Remotely delivered chronic disease management programs can lower barriers and increase access to care for populations who've been traditionally underserved by health care. A large health care system evaluated a remote blood pressure and low-density lipoprotein cholesterol (LDL-C) program to determine whether the model was scalable at a population level and could meet the needs of a diverse population.

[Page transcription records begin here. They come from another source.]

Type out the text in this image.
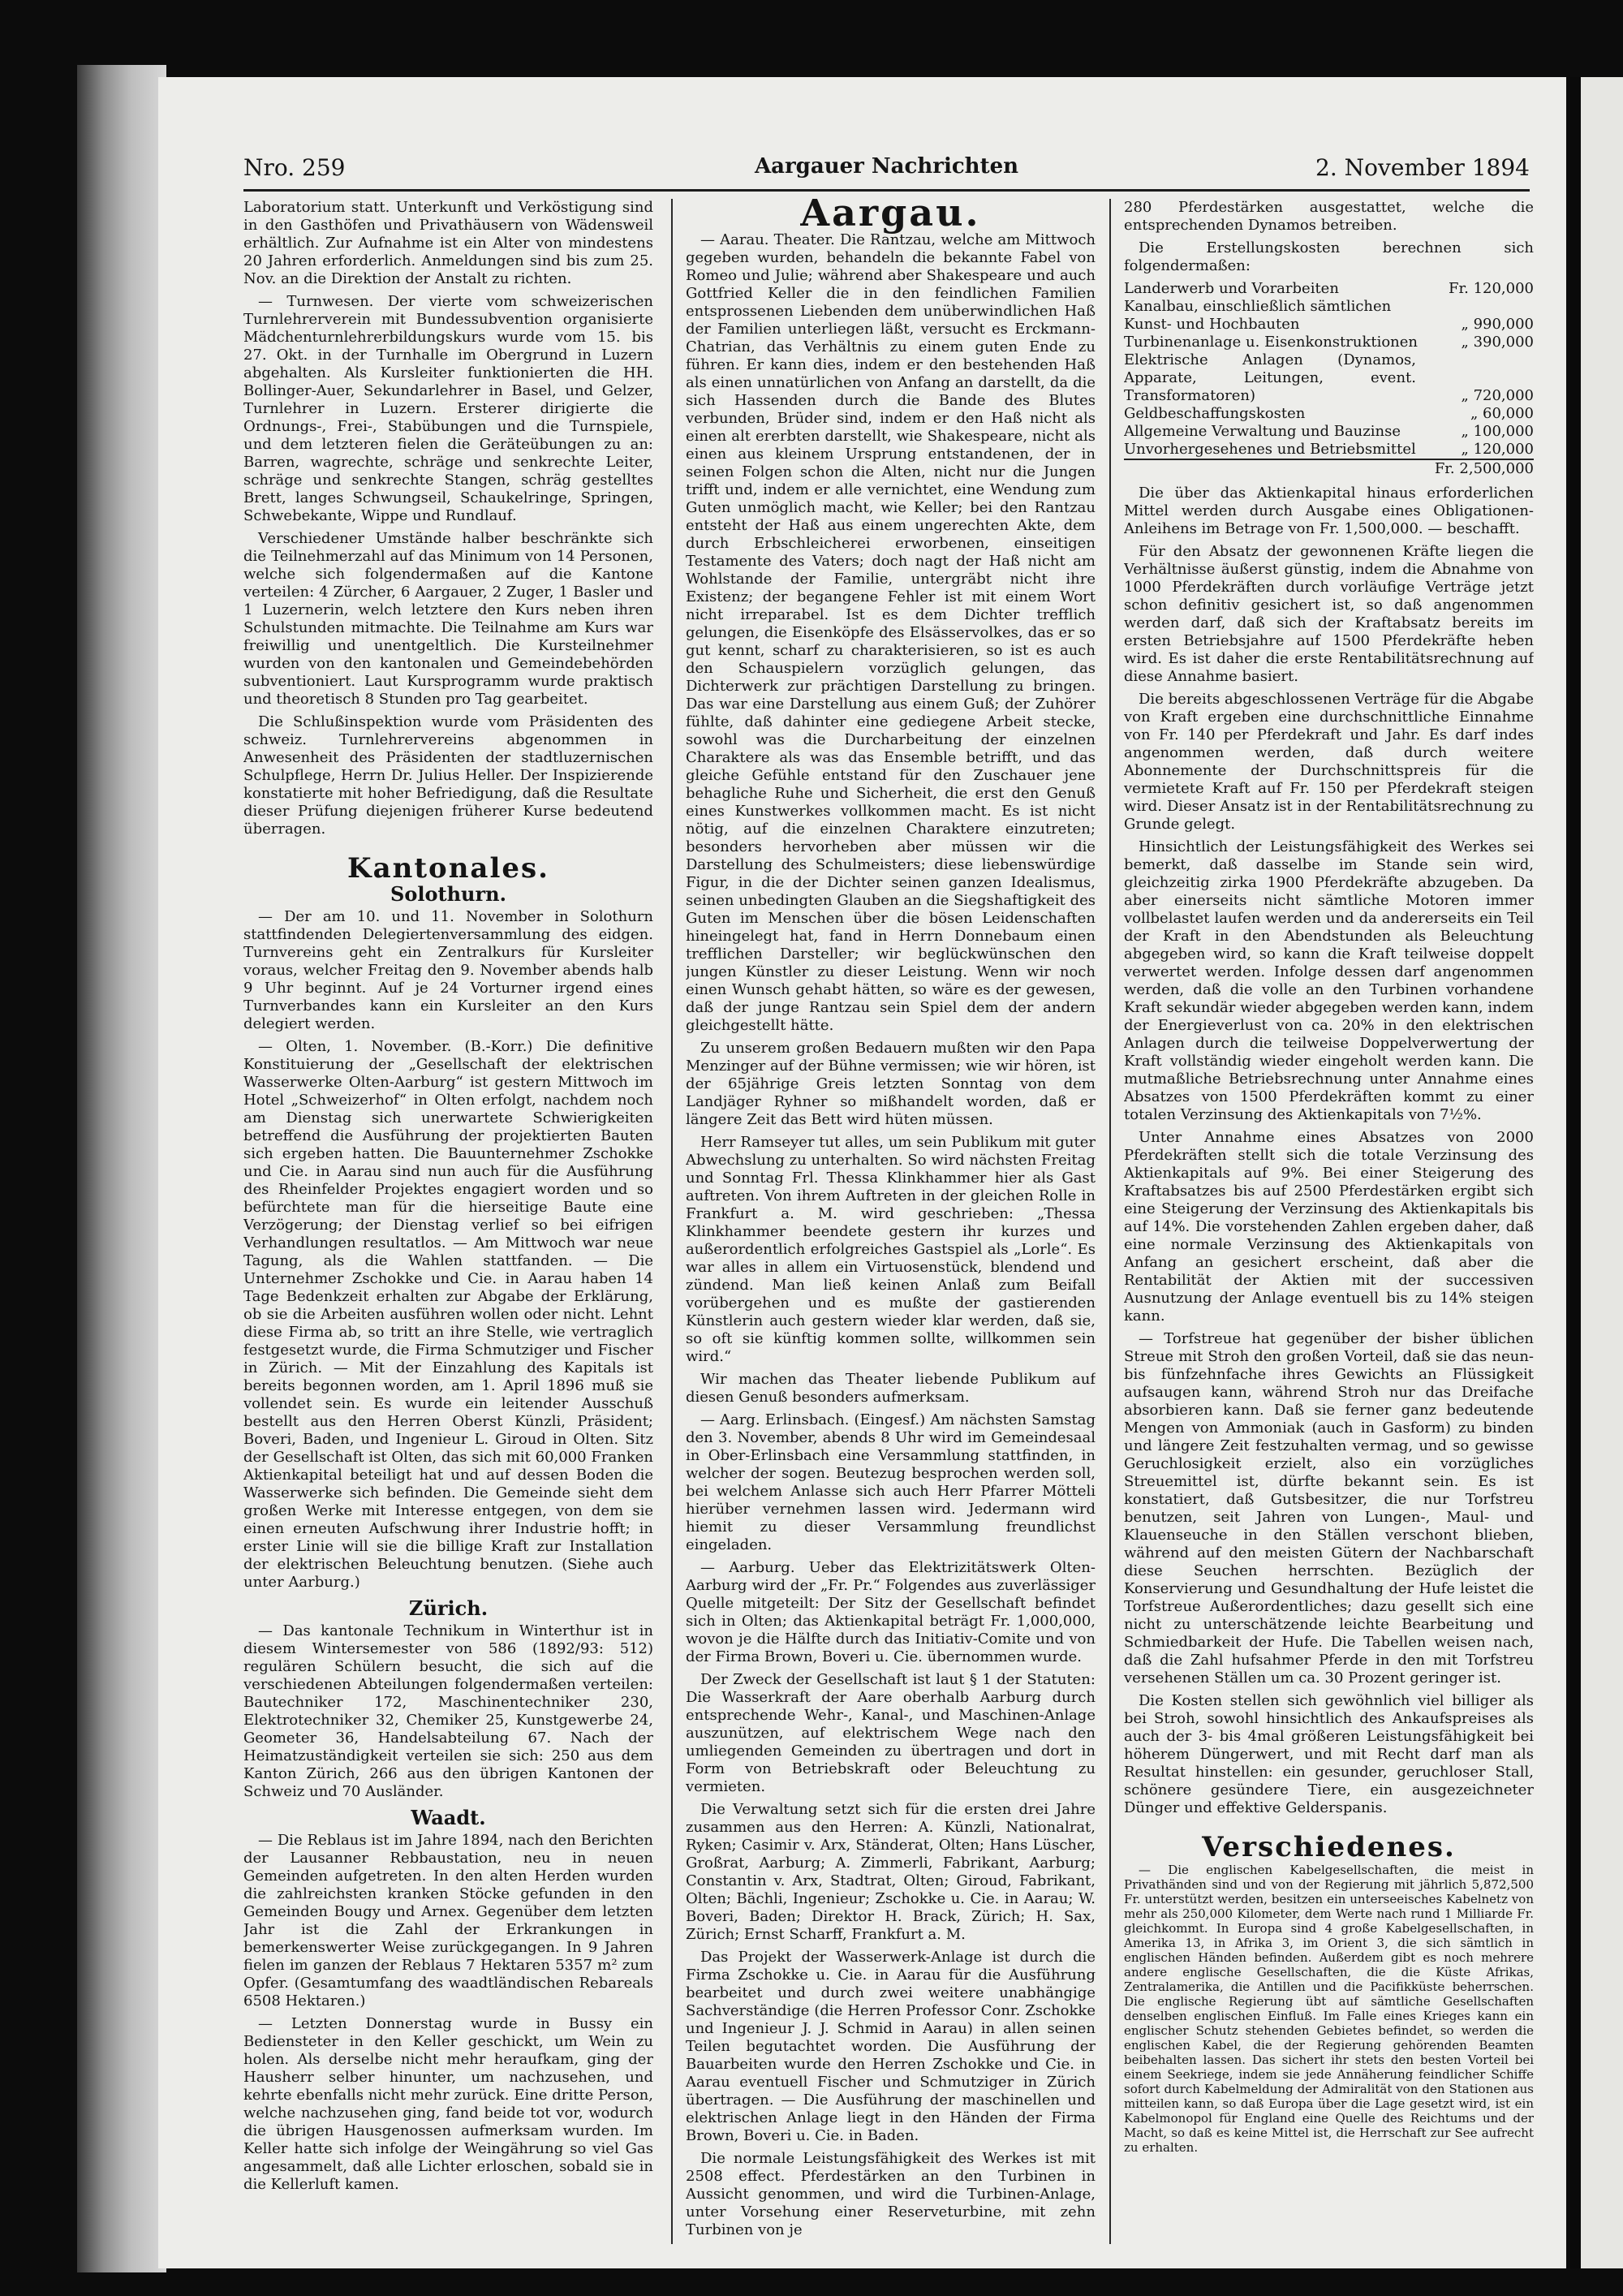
Nro. 259	Aargauer Nachrichten	2. November 1894

Laboratorium statt. Unterkunft und Verköstigung sind in den Gasthöfen und Privathäusern von Wädensweil erhältlich. Zur Aufnahme ist ein Alter von mindestens 20 Jahren erforderlich. Anmeldungen sind bis zum 25. Nov. an die Direktion der Anstalt zu richten.

— Turnwesen. Der vierte vom schweizerischen Turnlehrerverein mit Bundessubvention organisierte Mädchenturnlehrerbildungskurs wurde vom 15. bis 27. Okt. in der Turnhalle im Obergrund in Luzern abgehalten. Als Kursleiter funktionierten die HH. Bollinger-Auer, Sekundarlehrer in Basel, und Gelzer, Turnlehrer in Luzern. Ersterer dirigierte die Ordnungs-, Frei-, Stabübungen und die Turnspiele, und dem letzteren fielen die Geräteübungen zu an: Barren, wagrechte, schräge und senkrechte Leiter, schräge und senkrechte Stangen, schräg gestelltes Brett, langes Schwungseil, Schaukelringe, Springen, Schwebekante, Wippe und Rundlauf.

Verschiedener Umstände halber beschränkte sich die Teilnehmerzahl auf das Minimum von 14 Personen, welche sich folgendermaßen auf die Kantone verteilen: 4 Zürcher, 6 Aargauer, 2 Zuger, 1 Basler und 1 Luzernerin, welch letztere den Kurs neben ihren Schulstunden mitmachte. Die Teilnahme am Kurs war freiwillig und unentgeltlich. Die Kursteilnehmer wurden von den kantonalen und Gemeindebehörden subventioniert. Laut Kursprogramm wurde praktisch und theoretisch 8 Stunden pro Tag gearbeitet.

Die Schlußinspektion wurde vom Präsidenten des schweiz. Turnlehrervereins abgenommen in Anwesenheit des Präsidenten der stadtluzernischen Schulpflege, Herrn Dr. Julius Heller. Der Inspizierende konstatierte mit hoher Befriedigung, daß die Resultate dieser Prüfung diejenigen früherer Kurse bedeutend überragen.

Kantonales.
Solothurn.

— Der am 10. und 11. November in Solothurn stattfindenden Delegiertenversammlung des eidgen. Turnvereins geht ein Zentralkurs für Kursleiter voraus, welcher Freitag den 9. November abends halb 9 Uhr beginnt. Auf je 24 Vorturner irgend eines Turnverbandes kann ein Kursleiter an den Kurs delegiert werden.

— Olten, 1. November. (B.-Korr.) Die definitive Konstituierung der „Gesellschaft der elektrischen Wasserwerke Olten-Aarburg“ ist gestern Mittwoch im Hotel „Schweizerhof“ in Olten erfolgt, nachdem noch am Dienstag sich unerwartete Schwierigkeiten betreffend die Ausführung der projektierten Bauten sich ergeben hatten. Die Bauunternehmer Zschokke und Cie. in Aarau sind nun auch für die Ausführung des Rheinfelder Projektes engagiert worden und so befürchtete man für die hierseitige Baute eine Verzögerung; der Dienstag verlief so bei eifrigen Verhandlungen resultatlos. — Am Mittwoch war neue Tagung, als die Wahlen stattfanden. — Die Unternehmer Zschokke und Cie. in Aarau haben 14 Tage Bedenkzeit erhalten zur Abgabe der Erklärung, ob sie die Arbeiten ausführen wollen oder nicht. Lehnt diese Firma ab, so tritt an ihre Stelle, wie vertraglich festgesetzt wurde, die Firma Schmutziger und Fischer in Zürich. — Mit der Einzahlung des Kapitals ist bereits begonnen worden, am 1. April 1896 muß sie vollendet sein. Es wurde ein leitender Ausschuß bestellt aus den Herren Oberst Künzli, Präsident; Boveri, Baden, und Ingenieur L. Giroud in Olten. Sitz der Gesellschaft ist Olten, das sich mit 60,000 Franken Aktienkapital beteiligt hat und auf dessen Boden die Wasserwerke sich befinden. Die Gemeinde sieht dem großen Werke mit Interesse entgegen, von dem sie einen erneuten Aufschwung ihrer Industrie hofft; in erster Linie will sie die billige Kraft zur Installation der elektrischen Beleuchtung benutzen. (Siehe auch unter Aarburg.)

Zürich.

— Das kantonale Technikum in Winterthur ist in diesem Wintersemester von 586 (1892/93: 512) regulären Schülern besucht, die sich auf die verschiedenen Abteilungen folgendermaßen verteilen: Bautechniker 172, Maschinentechniker 230, Elektrotechniker 32, Chemiker 25, Kunstgewerbe 24, Geometer 36, Handelsabteilung 67. Nach der Heimatzuständigkeit verteilen sie sich: 250 aus dem Kanton Zürich, 266 aus den übrigen Kantonen der Schweiz und 70 Ausländer.

Waadt.

— Die Reblaus ist im Jahre 1894, nach den Berichten der Lausanner Rebbaustation, neu in neuen Gemeinden aufgetreten. In den alten Herden wurden die zahlreichsten kranken Stöcke gefunden in den Gemeinden Bougy und Arnex. Gegenüber dem letzten Jahr ist die Zahl der Erkrankungen in bemerkenswerter Weise zurückgegangen. In 9 Jahren fielen im ganzen der Reblaus 7 Hektaren 5357 m² zum Opfer. (Gesamtumfang des waadtländischen Rebareals 6508 Hektaren.)

— Letzten Donnerstag wurde in Bussy ein Bediensteter in den Keller geschickt, um Wein zu holen. Als derselbe nicht mehr heraufkam, ging der Hausherr selber hinunter, um nachzusehen, und kehrte ebenfalls nicht mehr zurück. Eine dritte Person, welche nachzusehen ging, fand beide tot vor, wodurch die übrigen Hausgenossen aufmerksam wurden. Im Keller hatte sich infolge der Weingährung so viel Gas angesammelt, daß alle Lichter erloschen, sobald sie in die Kellerluft kamen.

Aargau.

— Aarau. Theater. Die Rantzau, welche am Mittwoch gegeben wurden, behandeln die bekannte Fabel von Romeo und Julie; während aber Shakespeare und auch Gottfried Keller die in den feindlichen Familien entsprossenen Liebenden dem unüberwindlichen Haß der Familien unterliegen läßt, versucht es Erckmann-Chatrian, das Verhältnis zu einem guten Ende zu führen. Er kann dies, indem er den bestehenden Haß als einen unnatürlichen von Anfang an darstellt, da die sich Hassenden durch die Bande des Blutes verbunden, Brüder sind, indem er den Haß nicht als einen alt ererbten darstellt, wie Shakespeare, nicht als einen aus kleinem Ursprung entstandenen, der in seinen Folgen schon die Alten, nicht nur die Jungen trifft und, indem er alle vernichtet, eine Wendung zum Guten unmöglich macht, wie Keller; bei den Rantzau entsteht der Haß aus einem ungerechten Akte, dem durch Erbschleicherei erworbenen, einseitigen Testamente des Vaters; doch nagt der Haß nicht am Wohlstande der Familie, untergräbt nicht ihre Existenz; der begangene Fehler ist mit einem Wort nicht irreparabel. Ist es dem Dichter trefflich gelungen, die Eisenköpfe des Elsässervolkes, das er so gut kennt, scharf zu charakterisieren, so ist es auch den Schauspielern vorzüglich gelungen, das Dichterwerk zur prächtigen Darstellung zu bringen. Das war eine Darstellung aus einem Guß; der Zuhörer fühlte, daß dahinter eine gediegene Arbeit stecke, sowohl was die Durcharbeitung der einzelnen Charaktere als was das Ensemble betrifft, und das gleiche Gefühle entstand für den Zuschauer jene behagliche Ruhe und Sicherheit, die erst den Genuß eines Kunstwerkes vollkommen macht. Es ist nicht nötig, auf die einzelnen Charaktere einzutreten; besonders hervorheben aber müssen wir die Darstellung des Schulmeisters; diese liebenswürdige Figur, in die der Dichter seinen ganzen Idealismus, seinen unbedingten Glauben an die Siegshaftigkeit des Guten im Menschen über die bösen Leidenschaften hineingelegt hat, fand in Herrn Donnebaum einen trefflichen Darsteller; wir beglückwünschen den jungen Künstler zu dieser Leistung. Wenn wir noch einen Wunsch gehabt hätten, so wäre es der gewesen, daß der junge Rantzau sein Spiel dem der andern gleichgestellt hätte.

Zu unserem großen Bedauern mußten wir den Papa Menzinger auf der Bühne vermissen; wie wir hören, ist der 65jährige Greis letzten Sonntag von dem Landjäger Ryhner so mißhandelt worden, daß er längere Zeit das Bett wird hüten müssen.

Herr Ramseyer tut alles, um sein Publikum mit guter Abwechslung zu unterhalten. So wird nächsten Freitag und Sonntag Frl. Thessa Klinkhammer hier als Gast auftreten. Von ihrem Auftreten in der gleichen Rolle in Frankfurt a. M. wird geschrieben: „Thessa Klinkhammer beendete gestern ihr kurzes und außerordentlich erfolgreiches Gastspiel als „Lorle“. Es war alles in allem ein Virtuosenstück, blendend und zündend. Man ließ keinen Anlaß zum Beifall vorübergehen und es mußte der gastierenden Künstlerin auch gestern wieder klar werden, daß sie, so oft sie künftig kommen sollte, willkommen sein wird.“

Wir machen das Theater liebende Publikum auf diesen Genuß besonders aufmerksam.

— Aarg. Erlinsbach. (Eingesf.) Am nächsten Samstag den 3. November, abends 8 Uhr wird im Gemeindesaal in Ober-Erlinsbach eine Versammlung stattfinden, in welcher der sogen. Beutezug besprochen werden soll, bei welchem Anlasse sich auch Herr Pfarrer Mötteli hierüber vernehmen lassen wird. Jedermann wird hiemit zu dieser Versammlung freundlichst eingeladen.

— Aarburg. Ueber das Elektrizitätswerk Olten-Aarburg wird der „Fr. Pr.“ Folgendes aus zuverlässiger Quelle mitgeteilt: Der Sitz der Gesellschaft befindet sich in Olten; das Aktienkapital beträgt Fr. 1,000,000, wovon je die Hälfte durch das Initiativ-Comite und von der Firma Brown, Boveri u. Cie. übernommen wurde.

Der Zweck der Gesellschaft ist laut § 1 der Statuten: Die Wasserkraft der Aare oberhalb Aarburg durch entsprechende Wehr-, Kanal-, und Maschinen-Anlage auszunützen, auf elektrischem Wege nach den umliegenden Gemeinden zu übertragen und dort in Form von Betriebskraft oder Beleuchtung zu vermieten.

Die Verwaltung setzt sich für die ersten drei Jahre zusammen aus den Herren: A. Künzli, Nationalrat, Ryken; Casimir v. Arx, Ständerat, Olten; Hans Lüscher, Großrat, Aarburg; A. Zimmerli, Fabrikant, Aarburg; Constantin v. Arx, Stadtrat, Olten; Giroud, Fabrikant, Olten; Bächli, Ingenieur; Zschokke u. Cie. in Aarau; W. Boveri, Baden; Direktor H. Brack, Zürich; H. Sax, Zürich; Ernst Scharff, Frankfurt a. M.

Das Projekt der Wasserwerk-Anlage ist durch die Firma Zschokke u. Cie. in Aarau für die Ausführung bearbeitet und durch zwei weitere unabhängige Sachverständige (die Herren Professor Conr. Zschokke und Ingenieur J. J. Schmid in Aarau) in allen seinen Teilen begutachtet worden. Die Ausführung der Bauarbeiten wurde den Herren Zschokke und Cie. in Aarau eventuell Fischer und Schmutziger in Zürich übertragen. — Die Ausführung der maschinellen und elektrischen Anlage liegt in den Händen der Firma Brown, Boveri u. Cie. in Baden.

Die normale Leistungsfähigkeit des Werkes ist mit 2508 effect. Pferdestärken an den Turbinen in Aussicht genommen, und wird die Turbinen-Anlage, unter Vorsehung einer Reserveturbine, mit zehn Turbinen von je

280 Pferdestärken ausgestattet, welche die entsprechenden Dynamos betreiben.

Die Erstellungskosten berechnen sich folgendermaßen:

Landerwerb und Vorarbeiten	Fr. 120,000
Kanalbau, einschließlich sämtlichen
Kunst- und Hochbauten	„ 990,000
Turbinenanlage u. Eisenkonstruktionen	„ 390,000
Elektrische Anlagen (Dynamos, Apparate, Leitungen, event. Transformatoren)	„ 720,000
Geldbeschaffungskosten	„ 60,000
Allgemeine Verwaltung und Bauzinse	„ 100,000
Unvorhergesehenes und Betriebsmittel	„ 120,000
Fr. 2,500,000

Die über das Aktienkapital hinaus erforderlichen Mittel werden durch Ausgabe eines Obligationen-Anleihens im Betrage von Fr. 1,500,000. — beschafft.

Für den Absatz der gewonnenen Kräfte liegen die Verhältnisse äußerst günstig, indem die Abnahme von 1000 Pferdekräften durch vorläufige Verträge jetzt schon definitiv gesichert ist, so daß angenommen werden darf, daß sich der Kraftabsatz bereits im ersten Betriebsjahre auf 1500 Pferdekräfte heben wird. Es ist daher die erste Rentabilitätsrechnung auf diese Annahme basiert.

Die bereits abgeschlossenen Verträge für die Abgabe von Kraft ergeben eine durchschnittliche Einnahme von Fr. 140 per Pferdekraft und Jahr. Es darf indes angenommen werden, daß durch weitere Abonnemente der Durchschnittspreis für die vermietete Kraft auf Fr. 150 per Pferdekraft steigen wird. Dieser Ansatz ist in der Rentabilitätsrechnung zu Grunde gelegt.

Hinsichtlich der Leistungsfähigkeit des Werkes sei bemerkt, daß dasselbe im Stande sein wird, gleichzeitig zirka 1900 Pferdekräfte abzugeben. Da aber einerseits nicht sämtliche Motoren immer vollbelastet laufen werden und da andererseits ein Teil der Kraft in den Abendstunden als Beleuchtung abgegeben wird, so kann die Kraft teilweise doppelt verwertet werden. Infolge dessen darf angenommen werden, daß die volle an den Turbinen vorhandene Kraft sekundär wieder abgegeben werden kann, indem der Energieverlust von ca. 20% in den elektrischen Anlagen durch die teilweise Doppelverwertung der Kraft vollständig wieder eingeholt werden kann. Die mutmaßliche Betriebsrechnung unter Annahme eines Absatzes von 1500 Pferdekräften kommt zu einer totalen Verzinsung des Aktienkapitals von 7½%.

Unter Annahme eines Absatzes von 2000 Pferdekräften stellt sich die totale Verzinsung des Aktienkapitals auf 9%. Bei einer Steigerung des Kraftabsatzes bis auf 2500 Pferdestärken ergibt sich eine Steigerung der Verzinsung des Aktienkapitals bis auf 14%. Die vorstehenden Zahlen ergeben daher, daß eine normale Verzinsung des Aktienkapitals von Anfang an gesichert erscheint, daß aber die Rentabilität der Aktien mit der successiven Ausnutzung der Anlage eventuell bis zu 14% steigen kann.

— Torfstreue hat gegenüber der bisher üblichen Streue mit Stroh den großen Vorteil, daß sie das neun- bis fünfzehnfache ihres Gewichts an Flüssigkeit aufsaugen kann, während Stroh nur das Dreifache absorbieren kann. Daß sie ferner ganz bedeutende Mengen von Ammoniak (auch in Gasform) zu binden und längere Zeit festzuhalten vermag, und so gewisse Geruchlosigkeit erzielt, also ein vorzügliches Streuemittel ist, dürfte bekannt sein. Es ist konstatiert, daß Gutsbesitzer, die nur Torfstreu benutzen, seit Jahren von Lungen-, Maul- und Klauenseuche in den Ställen verschont blieben, während auf den meisten Gütern der Nachbarschaft diese Seuchen herrschten. Bezüglich der Konservierung und Gesundhaltung der Hufe leistet die Torfstreue Außerordentliches; dazu gesellt sich eine nicht zu unterschätzende leichte Bearbeitung und Schmiedbarkeit der Hufe. Die Tabellen weisen nach, daß die Zahl hufsahmer Pferde in den mit Torfstreu versehenen Ställen um ca. 30 Prozent geringer ist.

Die Kosten stellen sich gewöhnlich viel billiger als bei Stroh, sowohl hinsichtlich des Ankaufspreises als auch der 3- bis 4mal größeren Leistungsfähigkeit bei höherem Düngerwert, und mit Recht darf man als Resultat hinstellen: ein gesunder, geruchloser Stall, schönere gesündere Tiere, ein ausgezeichneter Dünger und effektive Gelderspanis.

Verschiedenes.

— Die englischen Kabelgesellschaften, die meist in Privathänden sind und von der Regierung mit jährlich 5,872,500 Fr. unterstützt werden, besitzen ein unterseeisches Kabelnetz von mehr als 250,000 Kilometer, dem Werte nach rund 1 Milliarde Fr. gleichkommt. In Europa sind 4 große Kabelgesellschaften, in Amerika 13, in Afrika 3, im Orient 3, die sich sämtlich in englischen Händen befinden. Außerdem gibt es noch mehrere andere englische Gesellschaften, die die Küste Afrikas, Zentralamerika, die Antillen und die Pacifikküste beherrschen. Die englische Regierung übt auf sämtliche Gesellschaften denselben englischen Einfluß. Im Falle eines Krieges kann ein englischer Schutz stehenden Gebietes befindet, so werden die englischen Kabel, die der Regierung gehörenden Beamten beibehalten lassen. Das sichert ihr stets den besten Vorteil bei einem Seekriege, indem sie jede Annäherung feindlicher Schiffe sofort durch Kabelmeldung der Admiralität von den Stationen aus mitteilen kann, so daß Europa über die Lage gesetzt wird, ist ein Kabelmonopol für England eine Quelle des Reichtums und der Macht, so daß es keine Mittel ist, die Herrschaft zur See aufrecht zu erhalten.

In the program, nonlicensed navigators supervised by pharmacists, NPs, and physicians coordinated patient care using customer relationship management software, streamlined task automation, clinical decision support algorithms, and omnichannel communication.
A total of 10,803 patients 26 to 80 years of age who had blood pressure and/or LDL-C levels above guideline-recommended targets were enrolled in the program, which included education, home blood pressure device integration, and medication titration. An education-only cohort of 1,266 patients agreed to receive dietary, lifestyle, and medication advice but declined to participate in home blood pressure monitoring and program medication titration.
At six months and again at one year, mean office systolic and diastolic blood pressure was significantly lower in the medication management cohort than in the education-only cohort. Mean LDL-C reduction was significantly greater in the medication management cohort than in the education-only cohort. Rates of enrollment and clinical benefits were similar regardless of race, ethnicity, and preferred language.
Because the intervention was not randomized, it wasn't possible to prove a causal relationship between the intervention and the outcomes. Also, many patients didn't complete the program.